Dentro desse contexto, faz-se necessário o entendimento de um pouco mais sobre a diversidade religiosa para, em seguida, compreendê- la na interação social da sociedade da Guiné-Bissau. A palavra religião

significa Religar, ou seja, ligar, unir as pessoas com o Sagrado, com o transcendente e com os seus próximos.

Observamos em Junqueira:

A religião pode ser considerada como um comportamento, característico do homem, cujas manifestações são observáveis através dos tempos em todas as diversas culturas, a partir da procura da compreensão de si mesmo e do mundo, da consideração em relação aos fatos inconsoláveis e desconhecidos. (JUNQUEIRA, 2002, p.88).

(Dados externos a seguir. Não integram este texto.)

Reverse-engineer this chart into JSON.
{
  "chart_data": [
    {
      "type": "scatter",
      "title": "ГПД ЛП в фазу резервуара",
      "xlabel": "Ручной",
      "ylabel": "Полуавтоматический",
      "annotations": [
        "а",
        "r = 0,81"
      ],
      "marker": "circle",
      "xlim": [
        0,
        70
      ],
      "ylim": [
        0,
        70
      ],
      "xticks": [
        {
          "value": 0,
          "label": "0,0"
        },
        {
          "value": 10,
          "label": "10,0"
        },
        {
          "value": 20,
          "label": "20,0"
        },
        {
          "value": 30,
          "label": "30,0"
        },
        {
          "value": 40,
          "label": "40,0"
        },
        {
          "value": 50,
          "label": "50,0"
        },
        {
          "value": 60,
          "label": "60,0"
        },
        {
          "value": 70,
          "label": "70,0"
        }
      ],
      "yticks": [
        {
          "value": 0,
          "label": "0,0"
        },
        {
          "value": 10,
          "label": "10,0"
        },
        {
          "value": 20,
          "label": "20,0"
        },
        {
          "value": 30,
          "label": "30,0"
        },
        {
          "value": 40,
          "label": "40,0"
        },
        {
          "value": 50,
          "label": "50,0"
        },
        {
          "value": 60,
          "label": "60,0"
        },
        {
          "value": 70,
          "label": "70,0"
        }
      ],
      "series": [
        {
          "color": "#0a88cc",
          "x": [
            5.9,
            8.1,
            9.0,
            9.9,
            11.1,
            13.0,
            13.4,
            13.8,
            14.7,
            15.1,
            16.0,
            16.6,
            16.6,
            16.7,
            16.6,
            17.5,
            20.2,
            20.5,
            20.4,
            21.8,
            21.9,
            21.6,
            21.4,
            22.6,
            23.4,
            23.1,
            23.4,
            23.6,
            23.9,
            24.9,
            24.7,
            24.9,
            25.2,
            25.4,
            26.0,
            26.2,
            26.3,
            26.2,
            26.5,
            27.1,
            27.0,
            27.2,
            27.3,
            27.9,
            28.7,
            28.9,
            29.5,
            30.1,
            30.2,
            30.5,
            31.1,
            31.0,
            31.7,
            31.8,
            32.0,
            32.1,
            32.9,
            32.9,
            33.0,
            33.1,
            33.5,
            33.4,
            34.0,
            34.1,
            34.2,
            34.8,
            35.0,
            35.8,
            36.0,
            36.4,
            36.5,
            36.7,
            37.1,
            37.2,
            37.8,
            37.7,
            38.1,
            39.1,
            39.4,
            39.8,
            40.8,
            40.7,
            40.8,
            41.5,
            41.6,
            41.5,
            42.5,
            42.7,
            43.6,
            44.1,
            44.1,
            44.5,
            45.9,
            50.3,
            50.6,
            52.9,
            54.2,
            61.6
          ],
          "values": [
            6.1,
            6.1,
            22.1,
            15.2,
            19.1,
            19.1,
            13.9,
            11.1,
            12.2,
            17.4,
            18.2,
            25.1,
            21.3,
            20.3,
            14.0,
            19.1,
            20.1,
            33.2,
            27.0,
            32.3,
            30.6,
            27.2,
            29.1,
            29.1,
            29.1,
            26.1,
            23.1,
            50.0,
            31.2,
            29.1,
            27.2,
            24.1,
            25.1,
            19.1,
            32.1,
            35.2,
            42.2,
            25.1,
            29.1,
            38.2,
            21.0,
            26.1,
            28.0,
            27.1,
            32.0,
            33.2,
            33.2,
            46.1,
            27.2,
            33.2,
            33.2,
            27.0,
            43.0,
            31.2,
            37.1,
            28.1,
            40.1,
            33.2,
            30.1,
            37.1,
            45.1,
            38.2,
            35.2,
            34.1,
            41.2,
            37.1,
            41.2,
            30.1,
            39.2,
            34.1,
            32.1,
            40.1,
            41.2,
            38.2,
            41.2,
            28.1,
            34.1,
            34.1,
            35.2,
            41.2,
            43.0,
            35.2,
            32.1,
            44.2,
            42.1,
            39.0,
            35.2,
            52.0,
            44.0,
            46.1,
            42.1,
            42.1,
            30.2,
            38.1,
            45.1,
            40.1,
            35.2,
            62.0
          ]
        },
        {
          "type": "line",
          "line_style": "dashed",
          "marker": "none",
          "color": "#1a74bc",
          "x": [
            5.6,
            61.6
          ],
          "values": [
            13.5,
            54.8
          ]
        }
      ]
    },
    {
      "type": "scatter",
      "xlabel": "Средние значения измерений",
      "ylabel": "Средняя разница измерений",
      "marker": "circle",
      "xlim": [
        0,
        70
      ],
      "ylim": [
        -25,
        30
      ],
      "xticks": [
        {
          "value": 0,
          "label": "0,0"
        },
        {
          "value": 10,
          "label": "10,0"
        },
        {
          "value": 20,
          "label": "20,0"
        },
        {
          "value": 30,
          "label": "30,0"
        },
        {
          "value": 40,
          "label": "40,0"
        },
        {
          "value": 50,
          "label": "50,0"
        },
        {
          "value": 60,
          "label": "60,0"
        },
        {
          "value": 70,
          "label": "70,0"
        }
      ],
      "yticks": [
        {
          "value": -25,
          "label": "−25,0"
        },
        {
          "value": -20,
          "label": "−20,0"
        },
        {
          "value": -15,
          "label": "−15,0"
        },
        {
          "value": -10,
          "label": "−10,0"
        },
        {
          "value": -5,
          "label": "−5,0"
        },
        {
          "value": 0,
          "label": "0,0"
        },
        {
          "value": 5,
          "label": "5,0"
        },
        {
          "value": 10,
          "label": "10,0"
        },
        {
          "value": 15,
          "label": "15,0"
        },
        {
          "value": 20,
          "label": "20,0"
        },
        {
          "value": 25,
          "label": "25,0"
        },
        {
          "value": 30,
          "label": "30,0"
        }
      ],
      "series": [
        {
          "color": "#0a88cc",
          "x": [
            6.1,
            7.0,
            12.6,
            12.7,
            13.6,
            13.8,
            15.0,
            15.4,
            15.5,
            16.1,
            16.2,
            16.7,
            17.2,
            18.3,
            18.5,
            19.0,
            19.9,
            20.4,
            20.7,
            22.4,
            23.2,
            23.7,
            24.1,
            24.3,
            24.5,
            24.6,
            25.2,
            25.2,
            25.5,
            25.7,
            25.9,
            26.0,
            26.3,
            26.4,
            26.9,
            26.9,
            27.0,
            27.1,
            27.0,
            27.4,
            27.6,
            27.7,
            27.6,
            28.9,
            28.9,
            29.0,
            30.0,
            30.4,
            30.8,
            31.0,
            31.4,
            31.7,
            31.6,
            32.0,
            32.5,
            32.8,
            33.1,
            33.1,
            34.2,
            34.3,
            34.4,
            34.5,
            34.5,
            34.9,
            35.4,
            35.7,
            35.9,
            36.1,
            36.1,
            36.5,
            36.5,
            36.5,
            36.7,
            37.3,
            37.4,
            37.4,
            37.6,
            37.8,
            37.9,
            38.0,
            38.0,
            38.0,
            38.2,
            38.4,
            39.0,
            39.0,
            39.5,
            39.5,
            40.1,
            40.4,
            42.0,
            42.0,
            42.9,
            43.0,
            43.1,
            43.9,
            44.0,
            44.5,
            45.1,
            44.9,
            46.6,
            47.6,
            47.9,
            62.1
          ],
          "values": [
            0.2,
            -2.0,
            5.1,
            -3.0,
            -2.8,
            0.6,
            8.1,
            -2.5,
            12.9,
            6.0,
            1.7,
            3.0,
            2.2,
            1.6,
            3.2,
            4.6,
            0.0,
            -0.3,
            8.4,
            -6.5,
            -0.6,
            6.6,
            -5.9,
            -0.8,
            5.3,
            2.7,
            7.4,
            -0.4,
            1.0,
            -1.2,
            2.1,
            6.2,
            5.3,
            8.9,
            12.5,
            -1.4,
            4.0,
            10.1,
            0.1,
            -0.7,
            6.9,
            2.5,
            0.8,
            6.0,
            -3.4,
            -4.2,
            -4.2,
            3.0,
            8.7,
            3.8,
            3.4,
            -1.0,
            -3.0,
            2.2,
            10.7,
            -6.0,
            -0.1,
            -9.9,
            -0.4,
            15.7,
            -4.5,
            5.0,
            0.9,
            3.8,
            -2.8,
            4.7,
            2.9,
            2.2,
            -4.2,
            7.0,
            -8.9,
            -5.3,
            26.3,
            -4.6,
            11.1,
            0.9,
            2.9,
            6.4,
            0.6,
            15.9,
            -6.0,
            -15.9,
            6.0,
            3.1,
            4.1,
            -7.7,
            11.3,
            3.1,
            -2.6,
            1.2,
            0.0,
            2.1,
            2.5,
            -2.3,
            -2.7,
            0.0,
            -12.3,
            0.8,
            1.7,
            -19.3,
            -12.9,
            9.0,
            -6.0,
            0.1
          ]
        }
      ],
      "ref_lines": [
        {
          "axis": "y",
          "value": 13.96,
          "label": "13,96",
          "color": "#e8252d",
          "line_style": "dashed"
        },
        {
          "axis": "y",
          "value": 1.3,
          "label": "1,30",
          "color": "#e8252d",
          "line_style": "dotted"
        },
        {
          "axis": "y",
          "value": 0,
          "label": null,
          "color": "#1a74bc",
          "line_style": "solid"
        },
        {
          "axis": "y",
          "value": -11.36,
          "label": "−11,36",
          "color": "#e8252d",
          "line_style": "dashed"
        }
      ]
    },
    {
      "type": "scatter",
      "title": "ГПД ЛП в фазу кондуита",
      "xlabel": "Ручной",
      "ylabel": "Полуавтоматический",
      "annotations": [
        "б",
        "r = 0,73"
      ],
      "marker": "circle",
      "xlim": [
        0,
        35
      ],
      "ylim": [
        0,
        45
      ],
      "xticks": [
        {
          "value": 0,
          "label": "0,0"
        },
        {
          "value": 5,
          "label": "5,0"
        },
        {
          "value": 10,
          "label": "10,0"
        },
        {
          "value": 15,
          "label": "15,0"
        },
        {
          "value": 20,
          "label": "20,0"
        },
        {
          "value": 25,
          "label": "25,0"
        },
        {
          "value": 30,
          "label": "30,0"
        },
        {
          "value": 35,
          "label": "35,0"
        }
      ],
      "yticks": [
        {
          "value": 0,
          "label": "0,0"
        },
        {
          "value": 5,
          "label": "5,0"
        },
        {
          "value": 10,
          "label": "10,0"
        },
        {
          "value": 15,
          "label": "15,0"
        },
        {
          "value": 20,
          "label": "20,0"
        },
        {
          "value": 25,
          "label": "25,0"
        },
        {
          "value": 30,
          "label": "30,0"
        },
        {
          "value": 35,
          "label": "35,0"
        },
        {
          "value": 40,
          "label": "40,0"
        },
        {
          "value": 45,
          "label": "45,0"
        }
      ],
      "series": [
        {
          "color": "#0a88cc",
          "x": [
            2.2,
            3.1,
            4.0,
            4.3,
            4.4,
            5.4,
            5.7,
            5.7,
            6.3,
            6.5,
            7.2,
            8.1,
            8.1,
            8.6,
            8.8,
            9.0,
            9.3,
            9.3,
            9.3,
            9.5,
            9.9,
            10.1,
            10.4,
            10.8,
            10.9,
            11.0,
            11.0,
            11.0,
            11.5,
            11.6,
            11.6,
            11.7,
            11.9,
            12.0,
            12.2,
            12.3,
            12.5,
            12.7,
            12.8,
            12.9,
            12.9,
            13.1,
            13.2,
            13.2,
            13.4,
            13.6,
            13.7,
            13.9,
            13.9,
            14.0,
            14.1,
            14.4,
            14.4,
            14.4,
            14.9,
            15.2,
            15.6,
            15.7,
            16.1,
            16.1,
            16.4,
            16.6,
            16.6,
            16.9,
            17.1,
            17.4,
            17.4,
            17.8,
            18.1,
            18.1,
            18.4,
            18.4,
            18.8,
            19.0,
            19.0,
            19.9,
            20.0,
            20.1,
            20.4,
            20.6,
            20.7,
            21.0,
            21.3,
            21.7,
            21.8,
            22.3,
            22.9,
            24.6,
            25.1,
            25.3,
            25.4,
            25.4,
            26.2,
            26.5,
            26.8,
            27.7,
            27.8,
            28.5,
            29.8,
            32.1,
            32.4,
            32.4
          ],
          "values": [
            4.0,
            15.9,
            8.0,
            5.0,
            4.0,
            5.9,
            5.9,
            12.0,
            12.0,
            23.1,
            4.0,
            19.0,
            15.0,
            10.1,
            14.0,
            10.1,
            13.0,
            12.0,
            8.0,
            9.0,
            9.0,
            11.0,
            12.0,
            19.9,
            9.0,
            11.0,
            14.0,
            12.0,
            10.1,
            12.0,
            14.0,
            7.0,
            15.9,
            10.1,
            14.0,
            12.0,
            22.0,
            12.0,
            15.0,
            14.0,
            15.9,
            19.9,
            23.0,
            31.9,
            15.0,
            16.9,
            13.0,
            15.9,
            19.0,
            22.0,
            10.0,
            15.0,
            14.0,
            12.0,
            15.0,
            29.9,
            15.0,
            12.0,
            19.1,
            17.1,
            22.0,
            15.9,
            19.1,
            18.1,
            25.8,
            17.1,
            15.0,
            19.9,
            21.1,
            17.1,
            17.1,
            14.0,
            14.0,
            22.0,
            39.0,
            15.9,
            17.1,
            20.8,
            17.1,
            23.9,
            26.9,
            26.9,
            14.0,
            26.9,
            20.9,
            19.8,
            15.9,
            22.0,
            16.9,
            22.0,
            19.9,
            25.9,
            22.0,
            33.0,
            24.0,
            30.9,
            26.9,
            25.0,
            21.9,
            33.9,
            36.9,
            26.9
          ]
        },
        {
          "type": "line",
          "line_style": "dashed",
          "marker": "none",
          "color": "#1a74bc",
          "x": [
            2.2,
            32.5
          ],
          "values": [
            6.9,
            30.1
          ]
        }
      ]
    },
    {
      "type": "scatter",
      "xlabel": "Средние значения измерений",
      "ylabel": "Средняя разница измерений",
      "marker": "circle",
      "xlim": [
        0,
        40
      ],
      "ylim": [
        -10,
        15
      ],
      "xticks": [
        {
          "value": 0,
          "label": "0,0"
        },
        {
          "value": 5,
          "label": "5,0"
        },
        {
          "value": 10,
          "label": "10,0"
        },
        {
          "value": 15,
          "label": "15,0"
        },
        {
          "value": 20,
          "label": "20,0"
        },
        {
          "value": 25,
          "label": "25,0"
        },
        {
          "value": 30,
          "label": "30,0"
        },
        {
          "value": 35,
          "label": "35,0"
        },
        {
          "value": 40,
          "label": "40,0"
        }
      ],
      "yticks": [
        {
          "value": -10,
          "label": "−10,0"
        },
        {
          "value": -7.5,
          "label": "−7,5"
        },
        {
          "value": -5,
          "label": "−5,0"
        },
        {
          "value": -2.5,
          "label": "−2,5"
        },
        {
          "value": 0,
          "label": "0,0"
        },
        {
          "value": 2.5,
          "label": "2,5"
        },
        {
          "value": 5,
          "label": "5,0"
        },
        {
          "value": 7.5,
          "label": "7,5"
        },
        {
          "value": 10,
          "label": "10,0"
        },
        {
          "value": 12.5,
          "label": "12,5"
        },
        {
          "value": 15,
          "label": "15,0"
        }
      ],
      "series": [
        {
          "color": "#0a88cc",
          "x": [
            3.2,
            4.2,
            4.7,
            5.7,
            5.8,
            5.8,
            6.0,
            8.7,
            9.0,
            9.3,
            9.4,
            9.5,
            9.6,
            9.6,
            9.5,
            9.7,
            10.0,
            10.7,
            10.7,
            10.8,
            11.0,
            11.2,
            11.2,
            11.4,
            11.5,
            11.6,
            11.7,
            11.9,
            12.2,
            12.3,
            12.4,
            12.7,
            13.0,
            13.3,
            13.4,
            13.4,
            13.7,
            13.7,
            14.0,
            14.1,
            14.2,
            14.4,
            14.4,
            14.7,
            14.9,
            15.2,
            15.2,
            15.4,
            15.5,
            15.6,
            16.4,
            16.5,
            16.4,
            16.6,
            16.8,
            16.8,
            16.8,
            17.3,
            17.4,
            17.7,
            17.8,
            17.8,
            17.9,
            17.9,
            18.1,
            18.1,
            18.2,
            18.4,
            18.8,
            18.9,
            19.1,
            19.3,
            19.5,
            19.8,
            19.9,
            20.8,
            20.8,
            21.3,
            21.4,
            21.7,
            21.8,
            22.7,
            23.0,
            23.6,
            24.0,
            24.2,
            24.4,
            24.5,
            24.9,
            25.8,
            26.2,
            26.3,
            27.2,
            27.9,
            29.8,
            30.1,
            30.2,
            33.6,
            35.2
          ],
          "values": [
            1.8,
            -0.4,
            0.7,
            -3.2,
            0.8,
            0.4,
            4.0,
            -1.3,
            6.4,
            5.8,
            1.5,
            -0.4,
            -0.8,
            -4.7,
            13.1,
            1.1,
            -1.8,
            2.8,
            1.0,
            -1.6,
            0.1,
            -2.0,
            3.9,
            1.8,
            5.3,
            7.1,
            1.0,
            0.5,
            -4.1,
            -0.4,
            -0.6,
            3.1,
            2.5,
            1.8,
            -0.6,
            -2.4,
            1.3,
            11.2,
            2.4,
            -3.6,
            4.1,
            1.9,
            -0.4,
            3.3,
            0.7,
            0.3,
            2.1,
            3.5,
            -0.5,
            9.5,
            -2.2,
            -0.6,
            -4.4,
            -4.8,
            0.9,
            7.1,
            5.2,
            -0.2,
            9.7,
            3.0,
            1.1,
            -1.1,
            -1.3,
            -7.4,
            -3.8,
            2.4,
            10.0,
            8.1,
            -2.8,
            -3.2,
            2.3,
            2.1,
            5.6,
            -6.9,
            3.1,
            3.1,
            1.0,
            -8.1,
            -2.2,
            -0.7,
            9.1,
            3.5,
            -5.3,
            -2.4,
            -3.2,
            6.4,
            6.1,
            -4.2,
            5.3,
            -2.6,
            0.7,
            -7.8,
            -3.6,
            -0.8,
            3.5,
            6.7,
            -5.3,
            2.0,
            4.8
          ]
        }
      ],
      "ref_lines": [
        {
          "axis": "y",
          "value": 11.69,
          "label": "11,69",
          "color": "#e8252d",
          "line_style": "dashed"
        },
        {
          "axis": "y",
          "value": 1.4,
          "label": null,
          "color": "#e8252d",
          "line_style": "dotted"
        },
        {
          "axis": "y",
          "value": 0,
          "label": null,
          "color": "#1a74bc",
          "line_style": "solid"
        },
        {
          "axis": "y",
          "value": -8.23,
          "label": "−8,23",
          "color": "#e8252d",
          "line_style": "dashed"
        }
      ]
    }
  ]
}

As religiões, portanto, fazem parte da cultura humana, presentes em todos os povos, em todas as épocas históricas. Portanto, cada religião é peculiar por expressar diferentes linguagens, diferentes formas de acreditar, de celebrar, de rezar e de se relacionar com alteridade de simbolizar formas diferentes esses fenômenos religiosos, vivenciados pelos membros de cada cultura. A partir desse pensamento é que destacaremos como opera este processo na Guiné-Bissau, visto ainda como um tabu; cabe aqui dar destaque a este assunto em questão.

Uma vez que as religiões fazem parte das manifestações culturais, elas não podem ser mecanismos de discriminação, ou seja, como lugar para discriminação e hierarquização de valores e de culturas religiosas, já que as religiões não podem ser comparadas, hierarquizadas. Apesar da sua diversidade, em quase todas as partes, como fenômenos individuais e sociais, encontram-se as seguintes características: crenças no sobrenatural, no Sagrado (Deus, Ser Supremo).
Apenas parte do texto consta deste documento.